Model cascade routing reduces cost and latency by sending each request to the cheapest capable model first. Only when the initial model cannot produce a satisfactory result is the request escalated to a more powerful (and expensive) model.

How it works

  1. Tier system -- models are organized into tiers by capability and cost.
  2. Confidence check -- after a model produces an output, a confidence estimator evaluates whether the result is acceptable.
  3. Escalation -- if confidence is below threshold, the request is forwarded to the next tier.

Tiers

  • Fast-cheap: Small models for simple tasks (classification, extraction, formatting).
  • Balanced: Mid-size models for most routine reasoning and generation tasks.
  • Powerful: Large frontier models reserved for complex reasoning, creative work, and edge cases.

Metrics

  • Cost per request: Average cost across all tiers, weighted by request distribution.
  • Escalation rate: Percentage of requests that require a higher tier.
  • Latency per tier: P50 and P95 response times for each model tier.

Build This Pattern

Copy this prompt and paste it into Claude Code, OpenCode, Codex, or Cursor to implement this pattern.

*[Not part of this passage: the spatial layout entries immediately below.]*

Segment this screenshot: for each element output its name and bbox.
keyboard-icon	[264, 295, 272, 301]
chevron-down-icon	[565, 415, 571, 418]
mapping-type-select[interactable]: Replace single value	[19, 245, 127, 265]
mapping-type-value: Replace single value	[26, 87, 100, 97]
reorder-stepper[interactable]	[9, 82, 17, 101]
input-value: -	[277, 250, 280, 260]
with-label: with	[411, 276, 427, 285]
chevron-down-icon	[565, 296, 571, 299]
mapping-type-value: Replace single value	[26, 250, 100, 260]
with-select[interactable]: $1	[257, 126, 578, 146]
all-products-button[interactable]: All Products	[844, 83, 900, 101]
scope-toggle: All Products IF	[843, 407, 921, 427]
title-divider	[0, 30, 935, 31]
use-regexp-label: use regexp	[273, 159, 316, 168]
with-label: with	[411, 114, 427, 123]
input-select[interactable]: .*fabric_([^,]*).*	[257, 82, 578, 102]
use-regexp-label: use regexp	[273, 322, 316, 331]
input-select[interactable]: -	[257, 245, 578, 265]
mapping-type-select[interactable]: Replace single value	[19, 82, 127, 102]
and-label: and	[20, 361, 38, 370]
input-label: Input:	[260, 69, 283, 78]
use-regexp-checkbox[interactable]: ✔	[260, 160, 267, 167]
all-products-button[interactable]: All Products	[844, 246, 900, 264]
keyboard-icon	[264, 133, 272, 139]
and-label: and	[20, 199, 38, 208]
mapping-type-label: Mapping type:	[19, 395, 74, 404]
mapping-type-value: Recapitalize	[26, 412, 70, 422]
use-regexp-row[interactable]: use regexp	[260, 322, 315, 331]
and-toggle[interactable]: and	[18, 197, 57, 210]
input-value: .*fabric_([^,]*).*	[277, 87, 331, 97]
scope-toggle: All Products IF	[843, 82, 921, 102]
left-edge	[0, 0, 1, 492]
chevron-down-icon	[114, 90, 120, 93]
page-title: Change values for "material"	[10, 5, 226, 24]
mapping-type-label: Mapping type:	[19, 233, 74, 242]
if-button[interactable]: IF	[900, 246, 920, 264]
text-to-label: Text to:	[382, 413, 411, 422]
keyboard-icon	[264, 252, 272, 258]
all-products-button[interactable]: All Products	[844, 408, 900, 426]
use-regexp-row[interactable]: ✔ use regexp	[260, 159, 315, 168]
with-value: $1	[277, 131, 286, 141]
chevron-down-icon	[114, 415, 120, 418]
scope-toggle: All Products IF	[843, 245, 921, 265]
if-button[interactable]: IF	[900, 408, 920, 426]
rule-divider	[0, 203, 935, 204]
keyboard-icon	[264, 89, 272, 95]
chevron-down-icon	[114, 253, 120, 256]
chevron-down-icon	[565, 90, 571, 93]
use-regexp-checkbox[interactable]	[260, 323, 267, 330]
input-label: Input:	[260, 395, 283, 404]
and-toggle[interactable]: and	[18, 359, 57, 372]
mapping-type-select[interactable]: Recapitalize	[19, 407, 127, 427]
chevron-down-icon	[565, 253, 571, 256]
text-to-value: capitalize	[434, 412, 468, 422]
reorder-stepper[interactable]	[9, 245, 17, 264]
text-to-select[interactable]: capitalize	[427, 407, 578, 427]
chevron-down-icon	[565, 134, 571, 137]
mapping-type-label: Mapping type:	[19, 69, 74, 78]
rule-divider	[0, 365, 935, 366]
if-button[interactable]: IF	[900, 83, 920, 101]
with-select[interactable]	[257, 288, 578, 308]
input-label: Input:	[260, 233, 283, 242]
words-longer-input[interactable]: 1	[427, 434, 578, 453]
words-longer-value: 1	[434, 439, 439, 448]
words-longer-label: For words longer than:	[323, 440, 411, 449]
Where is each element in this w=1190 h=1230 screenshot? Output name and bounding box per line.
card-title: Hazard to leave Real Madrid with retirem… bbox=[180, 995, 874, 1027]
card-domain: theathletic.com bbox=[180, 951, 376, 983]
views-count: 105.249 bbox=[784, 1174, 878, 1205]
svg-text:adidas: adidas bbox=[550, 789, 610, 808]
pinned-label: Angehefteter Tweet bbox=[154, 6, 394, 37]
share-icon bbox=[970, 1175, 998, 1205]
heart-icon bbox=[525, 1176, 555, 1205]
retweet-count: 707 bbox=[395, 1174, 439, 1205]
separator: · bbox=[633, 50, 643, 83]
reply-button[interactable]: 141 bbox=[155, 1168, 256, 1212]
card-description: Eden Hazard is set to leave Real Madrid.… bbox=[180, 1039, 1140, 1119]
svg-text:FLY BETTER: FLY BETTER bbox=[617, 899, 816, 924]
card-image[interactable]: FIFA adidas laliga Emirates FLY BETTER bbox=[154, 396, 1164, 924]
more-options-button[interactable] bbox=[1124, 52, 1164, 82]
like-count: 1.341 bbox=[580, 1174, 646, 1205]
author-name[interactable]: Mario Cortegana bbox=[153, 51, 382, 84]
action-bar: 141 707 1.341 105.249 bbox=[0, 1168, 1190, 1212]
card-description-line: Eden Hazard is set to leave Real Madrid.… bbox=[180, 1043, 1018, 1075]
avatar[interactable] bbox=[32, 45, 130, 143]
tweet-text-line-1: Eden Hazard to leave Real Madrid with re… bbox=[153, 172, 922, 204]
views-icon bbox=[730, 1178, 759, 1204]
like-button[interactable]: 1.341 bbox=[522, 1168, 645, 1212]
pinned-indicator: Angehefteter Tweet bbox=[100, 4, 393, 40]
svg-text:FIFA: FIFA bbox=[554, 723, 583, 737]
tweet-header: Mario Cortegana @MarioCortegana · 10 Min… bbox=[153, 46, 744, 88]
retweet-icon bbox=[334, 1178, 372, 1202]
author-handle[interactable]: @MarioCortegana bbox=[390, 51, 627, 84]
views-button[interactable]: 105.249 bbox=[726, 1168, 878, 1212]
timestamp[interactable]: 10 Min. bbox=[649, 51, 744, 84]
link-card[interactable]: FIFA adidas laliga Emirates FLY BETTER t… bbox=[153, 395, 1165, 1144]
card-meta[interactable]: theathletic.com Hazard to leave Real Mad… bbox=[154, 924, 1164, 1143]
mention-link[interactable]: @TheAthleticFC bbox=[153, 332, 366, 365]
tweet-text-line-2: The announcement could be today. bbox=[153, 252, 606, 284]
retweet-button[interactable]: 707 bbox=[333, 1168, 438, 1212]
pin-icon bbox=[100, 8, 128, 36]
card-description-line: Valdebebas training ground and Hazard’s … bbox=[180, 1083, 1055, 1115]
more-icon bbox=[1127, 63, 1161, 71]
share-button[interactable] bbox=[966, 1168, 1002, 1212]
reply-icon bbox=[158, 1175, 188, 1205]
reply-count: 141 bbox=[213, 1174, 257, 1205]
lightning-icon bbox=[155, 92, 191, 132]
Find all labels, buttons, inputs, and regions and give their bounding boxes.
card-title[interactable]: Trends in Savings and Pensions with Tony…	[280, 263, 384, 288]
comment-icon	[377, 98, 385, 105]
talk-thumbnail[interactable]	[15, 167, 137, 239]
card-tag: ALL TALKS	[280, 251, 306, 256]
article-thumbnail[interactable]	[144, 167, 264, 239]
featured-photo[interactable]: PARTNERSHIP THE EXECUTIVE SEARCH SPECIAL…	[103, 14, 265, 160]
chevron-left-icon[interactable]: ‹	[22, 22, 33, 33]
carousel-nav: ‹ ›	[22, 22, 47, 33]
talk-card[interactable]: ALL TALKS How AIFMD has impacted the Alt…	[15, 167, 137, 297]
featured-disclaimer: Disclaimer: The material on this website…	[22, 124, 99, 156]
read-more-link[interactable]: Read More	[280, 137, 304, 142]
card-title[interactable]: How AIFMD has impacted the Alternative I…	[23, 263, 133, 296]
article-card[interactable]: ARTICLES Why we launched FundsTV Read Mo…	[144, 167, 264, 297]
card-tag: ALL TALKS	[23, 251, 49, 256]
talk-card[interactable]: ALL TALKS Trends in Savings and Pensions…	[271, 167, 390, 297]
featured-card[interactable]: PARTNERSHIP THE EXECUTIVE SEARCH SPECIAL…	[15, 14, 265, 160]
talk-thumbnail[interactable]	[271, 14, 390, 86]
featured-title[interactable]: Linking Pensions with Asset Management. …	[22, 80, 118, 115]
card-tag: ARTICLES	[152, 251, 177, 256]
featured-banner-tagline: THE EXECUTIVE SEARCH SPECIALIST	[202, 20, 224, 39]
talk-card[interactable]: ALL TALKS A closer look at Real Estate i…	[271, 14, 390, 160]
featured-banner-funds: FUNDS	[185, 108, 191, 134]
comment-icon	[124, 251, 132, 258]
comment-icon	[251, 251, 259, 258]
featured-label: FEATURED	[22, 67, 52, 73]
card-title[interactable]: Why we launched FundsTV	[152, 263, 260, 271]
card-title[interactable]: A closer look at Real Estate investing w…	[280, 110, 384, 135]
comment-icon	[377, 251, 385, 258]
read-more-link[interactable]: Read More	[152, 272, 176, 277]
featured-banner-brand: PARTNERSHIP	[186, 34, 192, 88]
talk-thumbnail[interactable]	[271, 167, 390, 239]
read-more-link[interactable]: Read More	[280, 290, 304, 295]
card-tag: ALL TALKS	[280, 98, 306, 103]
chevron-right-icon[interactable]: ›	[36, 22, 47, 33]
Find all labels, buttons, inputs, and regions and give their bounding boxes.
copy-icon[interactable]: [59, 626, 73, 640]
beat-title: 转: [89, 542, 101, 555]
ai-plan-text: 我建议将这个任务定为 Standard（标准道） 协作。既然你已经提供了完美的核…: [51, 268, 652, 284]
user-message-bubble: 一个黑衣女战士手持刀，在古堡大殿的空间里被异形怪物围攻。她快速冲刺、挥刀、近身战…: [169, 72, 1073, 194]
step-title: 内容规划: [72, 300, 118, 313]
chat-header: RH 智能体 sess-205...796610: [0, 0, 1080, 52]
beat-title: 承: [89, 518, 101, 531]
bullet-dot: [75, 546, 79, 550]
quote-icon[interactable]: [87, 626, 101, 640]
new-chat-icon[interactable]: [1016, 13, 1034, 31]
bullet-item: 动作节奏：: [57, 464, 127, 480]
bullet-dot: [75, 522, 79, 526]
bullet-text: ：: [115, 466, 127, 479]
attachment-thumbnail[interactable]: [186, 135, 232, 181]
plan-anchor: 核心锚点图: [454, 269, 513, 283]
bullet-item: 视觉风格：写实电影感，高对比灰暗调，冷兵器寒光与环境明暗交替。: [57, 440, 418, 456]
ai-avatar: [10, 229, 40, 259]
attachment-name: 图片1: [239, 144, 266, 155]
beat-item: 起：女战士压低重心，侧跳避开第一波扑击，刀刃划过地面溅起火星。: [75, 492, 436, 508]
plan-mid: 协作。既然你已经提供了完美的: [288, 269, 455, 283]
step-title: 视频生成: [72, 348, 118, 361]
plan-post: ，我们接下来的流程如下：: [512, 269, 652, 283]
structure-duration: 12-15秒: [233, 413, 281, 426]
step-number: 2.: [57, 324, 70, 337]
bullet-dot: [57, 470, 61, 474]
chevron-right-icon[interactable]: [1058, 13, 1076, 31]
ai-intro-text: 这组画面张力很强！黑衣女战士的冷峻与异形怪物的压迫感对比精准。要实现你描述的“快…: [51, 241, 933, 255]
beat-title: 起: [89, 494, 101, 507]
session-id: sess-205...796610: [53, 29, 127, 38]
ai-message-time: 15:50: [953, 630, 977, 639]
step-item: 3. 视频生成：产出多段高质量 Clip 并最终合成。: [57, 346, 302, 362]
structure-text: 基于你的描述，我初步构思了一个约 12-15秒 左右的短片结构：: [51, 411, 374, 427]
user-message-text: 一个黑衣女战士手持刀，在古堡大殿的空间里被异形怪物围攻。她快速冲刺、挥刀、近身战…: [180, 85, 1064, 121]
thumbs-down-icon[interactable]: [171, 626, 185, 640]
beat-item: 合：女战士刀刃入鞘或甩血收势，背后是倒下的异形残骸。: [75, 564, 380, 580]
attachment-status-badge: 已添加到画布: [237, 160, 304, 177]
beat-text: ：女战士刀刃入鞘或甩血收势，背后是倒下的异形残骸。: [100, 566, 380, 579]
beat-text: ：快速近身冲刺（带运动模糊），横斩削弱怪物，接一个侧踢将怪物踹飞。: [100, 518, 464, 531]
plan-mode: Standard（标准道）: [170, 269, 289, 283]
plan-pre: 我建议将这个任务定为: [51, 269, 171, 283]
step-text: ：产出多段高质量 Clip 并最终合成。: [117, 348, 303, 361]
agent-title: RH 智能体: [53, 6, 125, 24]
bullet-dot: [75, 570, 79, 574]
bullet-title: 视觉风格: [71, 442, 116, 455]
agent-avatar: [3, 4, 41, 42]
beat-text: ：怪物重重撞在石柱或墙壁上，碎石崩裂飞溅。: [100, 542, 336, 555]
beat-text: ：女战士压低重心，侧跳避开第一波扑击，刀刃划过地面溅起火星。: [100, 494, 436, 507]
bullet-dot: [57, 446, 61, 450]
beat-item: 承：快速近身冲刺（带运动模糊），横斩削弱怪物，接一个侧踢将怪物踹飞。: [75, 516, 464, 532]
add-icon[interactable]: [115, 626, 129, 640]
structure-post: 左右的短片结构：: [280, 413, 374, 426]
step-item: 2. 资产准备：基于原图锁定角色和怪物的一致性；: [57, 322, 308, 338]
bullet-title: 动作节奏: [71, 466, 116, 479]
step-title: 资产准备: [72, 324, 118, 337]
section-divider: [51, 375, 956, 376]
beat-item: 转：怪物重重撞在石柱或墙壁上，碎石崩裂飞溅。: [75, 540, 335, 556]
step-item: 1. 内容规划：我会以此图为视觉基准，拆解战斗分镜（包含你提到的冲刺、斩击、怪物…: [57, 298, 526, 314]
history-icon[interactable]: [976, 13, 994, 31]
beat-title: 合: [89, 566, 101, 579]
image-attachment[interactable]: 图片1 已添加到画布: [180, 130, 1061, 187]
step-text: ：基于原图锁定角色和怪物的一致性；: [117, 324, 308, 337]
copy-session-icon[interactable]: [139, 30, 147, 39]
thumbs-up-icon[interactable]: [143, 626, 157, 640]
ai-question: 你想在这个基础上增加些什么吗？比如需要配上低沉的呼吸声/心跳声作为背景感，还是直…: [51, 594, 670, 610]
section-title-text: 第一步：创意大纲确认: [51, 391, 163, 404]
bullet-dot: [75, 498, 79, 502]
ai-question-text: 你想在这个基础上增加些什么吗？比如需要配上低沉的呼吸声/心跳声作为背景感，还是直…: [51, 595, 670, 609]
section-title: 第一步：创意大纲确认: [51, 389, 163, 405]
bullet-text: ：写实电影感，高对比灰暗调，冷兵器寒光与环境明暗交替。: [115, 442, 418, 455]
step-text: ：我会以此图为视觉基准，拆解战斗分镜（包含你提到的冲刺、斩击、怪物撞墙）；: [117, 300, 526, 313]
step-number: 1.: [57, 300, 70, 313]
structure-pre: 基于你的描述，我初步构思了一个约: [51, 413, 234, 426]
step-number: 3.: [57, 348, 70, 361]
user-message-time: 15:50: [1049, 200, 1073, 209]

Build me a model cascade routing system. Architecture: define a model tier list: fast-cheap, balanced, powerful-expensive. Route each request to the cheapest tier first. If confidence is below threshold, escalate to the next tier. Error handling: handle all tiers failing, cascade timeout. Edge cases: handle requests that need specific model capabilities, handle models with different context limits. Best practices: track cost per request, latency per tier, and escalation rate. Testing: verify correct tier selection based on request complexity.